I grasped this principle of connection much later, but it offers a context for Fr Arkady’s nervousness and the monks’ shocked expressions as we and our guests passed into church. In 150 years, as one of Fr Arkady’s less shy assistants explained, there had never been a wedding inside St Pantelemon’s: it was a monastery. Ours was the first and last wedding there; the archimandrite’s reason for marrying us was because: a) in ignorance, I had asked him straight out, and b) it was his duty to support us; he was powerless to refuse. That was why he had stumbled; he had never conducted a wedding service before.

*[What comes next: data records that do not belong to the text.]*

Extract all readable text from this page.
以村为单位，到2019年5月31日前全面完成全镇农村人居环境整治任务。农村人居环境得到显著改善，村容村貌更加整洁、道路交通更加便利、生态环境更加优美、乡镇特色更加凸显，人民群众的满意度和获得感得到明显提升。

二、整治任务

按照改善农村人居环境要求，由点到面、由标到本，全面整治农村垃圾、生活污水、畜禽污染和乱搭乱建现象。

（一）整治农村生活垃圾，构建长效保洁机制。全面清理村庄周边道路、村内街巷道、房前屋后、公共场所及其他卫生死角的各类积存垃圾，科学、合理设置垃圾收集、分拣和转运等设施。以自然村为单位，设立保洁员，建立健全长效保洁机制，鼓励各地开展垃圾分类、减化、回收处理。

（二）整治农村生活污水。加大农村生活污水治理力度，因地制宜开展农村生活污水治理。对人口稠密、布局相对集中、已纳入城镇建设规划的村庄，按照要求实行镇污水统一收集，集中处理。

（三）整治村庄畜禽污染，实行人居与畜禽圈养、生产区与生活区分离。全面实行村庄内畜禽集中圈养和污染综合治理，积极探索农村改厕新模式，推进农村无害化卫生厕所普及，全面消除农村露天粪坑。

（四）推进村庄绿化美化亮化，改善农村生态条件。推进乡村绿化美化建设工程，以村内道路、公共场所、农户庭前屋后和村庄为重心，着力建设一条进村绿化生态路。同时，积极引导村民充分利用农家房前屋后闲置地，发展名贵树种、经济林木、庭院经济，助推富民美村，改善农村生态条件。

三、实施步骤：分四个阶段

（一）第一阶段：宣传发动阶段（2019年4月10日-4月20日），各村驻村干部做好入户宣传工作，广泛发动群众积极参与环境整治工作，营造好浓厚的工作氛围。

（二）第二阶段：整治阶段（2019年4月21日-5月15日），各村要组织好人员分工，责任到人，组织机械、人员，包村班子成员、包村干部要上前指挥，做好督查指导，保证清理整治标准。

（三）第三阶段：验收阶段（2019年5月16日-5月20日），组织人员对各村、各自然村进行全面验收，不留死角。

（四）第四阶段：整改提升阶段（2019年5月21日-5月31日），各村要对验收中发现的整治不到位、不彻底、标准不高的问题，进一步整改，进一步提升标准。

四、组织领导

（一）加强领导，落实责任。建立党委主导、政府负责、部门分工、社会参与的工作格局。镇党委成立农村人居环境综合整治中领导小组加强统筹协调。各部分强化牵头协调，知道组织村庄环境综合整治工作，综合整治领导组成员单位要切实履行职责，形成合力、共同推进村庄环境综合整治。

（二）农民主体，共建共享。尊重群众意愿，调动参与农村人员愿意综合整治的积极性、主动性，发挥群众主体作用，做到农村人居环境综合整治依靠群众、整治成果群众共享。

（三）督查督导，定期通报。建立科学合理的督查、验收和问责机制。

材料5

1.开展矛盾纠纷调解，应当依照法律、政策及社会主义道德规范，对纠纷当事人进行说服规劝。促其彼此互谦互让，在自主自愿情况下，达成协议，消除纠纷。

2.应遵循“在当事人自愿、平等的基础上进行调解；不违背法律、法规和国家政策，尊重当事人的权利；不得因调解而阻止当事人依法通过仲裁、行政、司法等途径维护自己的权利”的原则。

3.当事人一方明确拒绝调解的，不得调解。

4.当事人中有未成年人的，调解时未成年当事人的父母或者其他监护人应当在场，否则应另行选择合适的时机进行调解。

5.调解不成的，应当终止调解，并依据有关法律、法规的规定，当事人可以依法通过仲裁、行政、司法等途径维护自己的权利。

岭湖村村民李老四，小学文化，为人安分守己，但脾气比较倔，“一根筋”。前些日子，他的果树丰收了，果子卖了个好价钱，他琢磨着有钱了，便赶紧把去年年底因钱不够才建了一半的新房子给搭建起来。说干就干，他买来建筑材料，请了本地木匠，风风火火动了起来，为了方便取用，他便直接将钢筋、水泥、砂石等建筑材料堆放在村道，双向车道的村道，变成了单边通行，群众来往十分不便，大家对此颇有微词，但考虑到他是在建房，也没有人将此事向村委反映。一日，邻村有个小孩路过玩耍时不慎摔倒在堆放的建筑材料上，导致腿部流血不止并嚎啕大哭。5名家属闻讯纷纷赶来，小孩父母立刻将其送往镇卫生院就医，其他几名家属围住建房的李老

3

The fortnight’s last cliffhanger has receded in memory, although at the time Natasha’s nerve, and mine, finally threatened to unpack themselves. The following night, we caught the sleeper to Kiev, where Natasha had to be interviewed at the embassy. Kiev is a fabulous remnant of Stalin’s ambivalent love for Ukraine, but it was a revoltingly tense morning.

Our only honeymoon has been the one night in that train. The plan was to reintroduce the concept at a later date. As I write, however, Natalya Nikolayevna is, a bit to our shock, pregnant, so we may have to substitute one anticipated pleasure for another.

Writing this account, I realise I feel irreversibly changed. All I can say is that the changes – new wife, new family, new religion – have a great (and easy) clarity to them. I feel self-conscious to the extent that my chosen way of marriage was, if nothing else, an old-fashioned way – but how ironic it is, in the quicksilver world of London, that the old-fashioned path moves so fast.

The baby is due in February, almost a year to the day from when I proposed; meanwhile, we are here in England, Natasha is starting to paint again, and adapting with Stakhanovite swiftness to the shock. She admires the British for their work ethic and is wary of the corporate monster of capitalism. The day we first took a bus down Oxford Street, I asked her what she thought of London: she said she had seen as many beggars as in Odessa, but there were far more mad people here. What about the others?

“What I see in the streets is just people running very fast, so as not to be swallowed by civilisation,” she said, and I realised our moving days were probably not over, that our eventual destination might not be London, but some calmer, less civilised, more old-fashioned city by the sea.